Mechanism of Metal Chloride-Promoted Mukaiyama Aldol Reactions

Ab initio calculations (MP2/6-311+G**//B3LYP/6-31G*) were employed to investigate the mechanism of metal chloride-promoted Mukaiyama aldol reaction between trihydrosilyl enol ether and formaldehyde. The metal chlorides considered include TiCl₄, BCl₃, AlCl₃, and GaCl₃. In contrast to the concerted pathway of the uncatalyzed aldol reaction, the Lewis acid-promoted reactions favor a stepwise mechanism. Three possible stepwise pathways were located.
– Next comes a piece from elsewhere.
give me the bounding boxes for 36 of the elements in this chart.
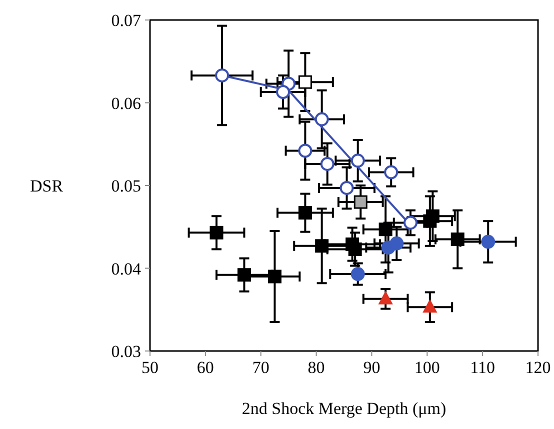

The lowest energy pathway corresponds to a simultaneous C−C bond formation and a chlorine atom shift in the first (rate-determining) step. This process is calculated to have a low activation barrier of 12 kJ mol^-1 for the TiCl₄-promoted reaction. The alternative [2+2] cycloaddition and direct carbon−carbon bond formation pathways are energetically competitive. BCl₃, AlCl₃, and GaCl₃ are predicted to be efficient catalysts for the silicon-directed aldol reaction as they strongly activate the formaldehyde electrophile. Formation of a stable pretransition state intermolecular π−π complex between enol silane and the activated formaldehyde (CH₂O···MCl_n) is a key driving force for the facile metal chloride-promoted reactions.